The Museum of Architecture and Design (MARQ) is located in a former water tower of Retiro railway complex. The brick construction with arches and cornices accounts for English tradition in the infrastructure design from the early XIX century. Similarly, the pavilion that enlarges the capacity of the museum reflects the architecture and technology of its time: dry construction.

In 2013, the Central Association of Architects organized a contest of projects for the design of the new pavilion. The competition counted on Ternium’s sponsorship and, under the motto “creating in steel,” 80 projects were presented; all of them developed with Steel Framing, a cutting-edge dry building system.

The proposal by architect Marcos Polchowski won the first award. On the whole, it involves a rectangular prism with walls set by movable steel sun shields which provide transparency or opacity according to its location. The building houses an exhibition and multi-purpose room, rest rooms, cafeteria and warehouses, which materialized in a quick and clean work.

The first anniversary of this space (October 4th) coincides with an exhibition by two leading figures of Argentine architecture: Mario Roberto Alvarez and Clorindo Testa.

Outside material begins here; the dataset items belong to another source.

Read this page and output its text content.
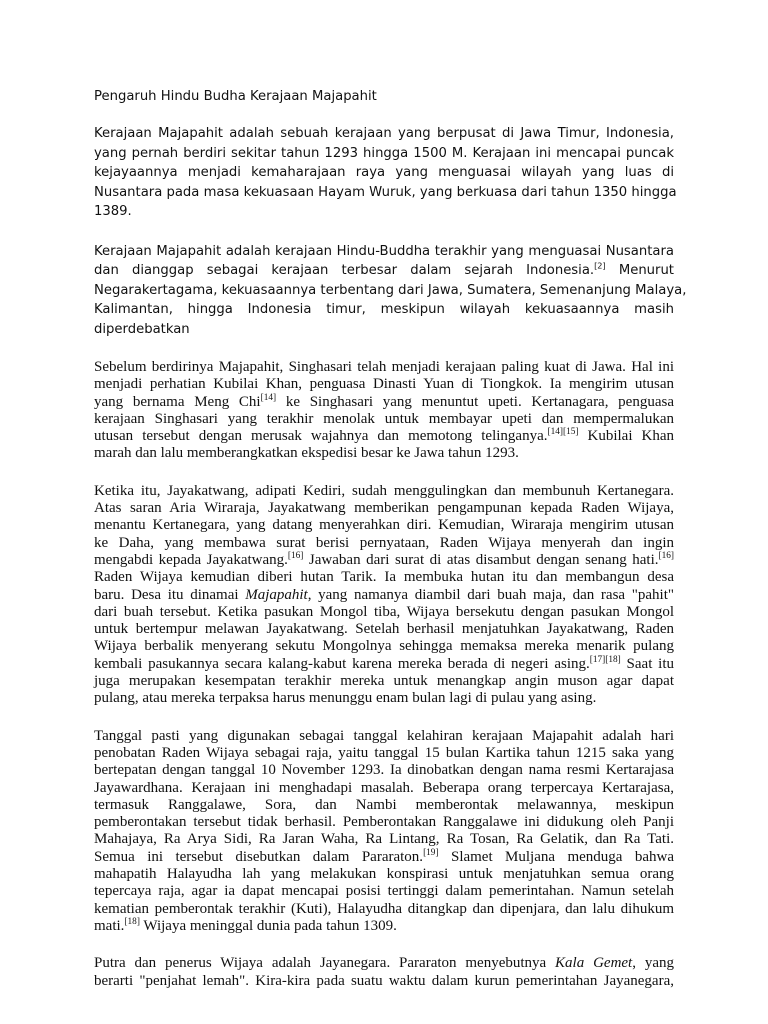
Pengaruh Hindu Budha Kerajaan Majapahit
Kerajaan Majapahit adalah sebuah kerajaan yang berpusat di Jawa Timur, Indonesia,
yang pernah berdiri sekitar tahun 1293 hingga 1500 M. Kerajaan ini mencapai puncak
kejayaannya menjadi kemaharajaan raya yang menguasai wilayah yang luas di
Nusantara pada masa kekuasaan Hayam Wuruk, yang berkuasa dari tahun 1350 hingga
1389.
Kerajaan Majapahit adalah kerajaan Hindu-Buddha terakhir yang menguasai Nusantara
dan dianggap sebagai kerajaan terbesar dalam sejarah Indonesia.[2] Menurut
Negarakertagama, kekuasaannya terbentang dari Jawa, Sumatera, Semenanjung Malaya,
Kalimantan, hingga Indonesia timur, meskipun wilayah kekuasaannya masih
diperdebatkan
Sebelum berdirinya Majapahit, Singhasari telah menjadi kerajaan paling kuat di Jawa. Hal ini
menjadi perhatian Kubilai Khan, penguasa Dinasti Yuan di Tiongkok. Ia mengirim utusan
yang bernama Meng Chi[14] ke Singhasari yang menuntut upeti. Kertanagara, penguasa
kerajaan Singhasari yang terakhir menolak untuk membayar upeti dan mempermalukan
utusan tersebut dengan merusak wajahnya dan memotong telinganya.[14][15] Kubilai Khan
marah dan lalu memberangkatkan ekspedisi besar ke Jawa tahun 1293.
Ketika itu, Jayakatwang, adipati Kediri, sudah menggulingkan dan membunuh Kertanegara.
Atas saran Aria Wiraraja, Jayakatwang memberikan pengampunan kepada Raden Wijaya,
menantu Kertanegara, yang datang menyerahkan diri. Kemudian, Wiraraja mengirim utusan
ke Daha, yang membawa surat berisi pernyataan, Raden Wijaya menyerah dan ingin
mengabdi kepada Jayakatwang.[16] Jawaban dari surat di atas disambut dengan senang hati.[16]
Raden Wijaya kemudian diberi hutan Tarik. Ia membuka hutan itu dan membangun desa
baru. Desa itu dinamai Majapahit, yang namanya diambil dari buah maja, dan rasa "pahit"
dari buah tersebut. Ketika pasukan Mongol tiba, Wijaya bersekutu dengan pasukan Mongol
untuk bertempur melawan Jayakatwang. Setelah berhasil menjatuhkan Jayakatwang, Raden
Wijaya berbalik menyerang sekutu Mongolnya sehingga memaksa mereka menarik pulang
kembali pasukannya secara kalang-kabut karena mereka berada di negeri asing.[17][18] Saat itu
juga merupakan kesempatan terakhir mereka untuk menangkap angin muson agar dapat
pulang, atau mereka terpaksa harus menunggu enam bulan lagi di pulau yang asing.
Tanggal pasti yang digunakan sebagai tanggal kelahiran kerajaan Majapahit adalah hari
penobatan Raden Wijaya sebagai raja, yaitu tanggal 15 bulan Kartika tahun 1215 saka yang
bertepatan dengan tanggal 10 November 1293. Ia dinobatkan dengan nama resmi Kertarajasa
Jayawardhana. Kerajaan ini menghadapi masalah. Beberapa orang terpercaya Kertarajasa,
termasuk Ranggalawe, Sora, dan Nambi memberontak melawannya, meskipun
pemberontakan tersebut tidak berhasil. Pemberontakan Ranggalawe ini didukung oleh Panji
Mahajaya, Ra Arya Sidi, Ra Jaran Waha, Ra Lintang, Ra Tosan, Ra Gelatik, dan Ra Tati.
Semua ini tersebut disebutkan dalam Pararaton.[19] Slamet Muljana menduga bahwa
mahapatih Halayudha lah yang melakukan konspirasi untuk menjatuhkan semua orang
tepercaya raja, agar ia dapat mencapai posisi tertinggi dalam pemerintahan. Namun setelah
kematian pemberontak terakhir (Kuti), Halayudha ditangkap dan dipenjara, dan lalu dihukum
mati.[18] Wijaya meninggal dunia pada tahun 1309.
Putra dan penerus Wijaya adalah Jayanegara. Pararaton menyebutnya Kala Gemet, yang
berarti "penjahat lemah". Kira-kira pada suatu waktu dalam kurun pemerintahan Jayanegara,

“Steel Framing has a very high potential, especially in small and medium-scale works. It is a more advanced project and, in works like MARQ, its benefits are highlighted,” states Polchowski.

“The possibility of taking part in a project like this provides an opportunity to show all the possibilities the system has in terms of its versatility, energy efficiency, execution speed and sustainability,” notes Silvano Canton, Marketing Manager of AD Barbieri SA, company that was part of the project.

Only the foundation beams were built with reinforced concrete, that is, wet work. Floor, roof and walls were materialized with steel profiles and dry finish. “Before starting the contest, I did some research on the system in order to solve the problem technically. It was only necessary to recalculate the section of some profiles,” explains Polchowski.

The new pavilion with straight lines, defined angles and dark metal polished surfaces is “a respectful contrast to the porous profusion of cornices, pillars and old red bricks, and the leafy green park,” according to the author’s definition.

That way, new and old converse respectfully in the small triangular-shaped area of Libertador avenue and Callao.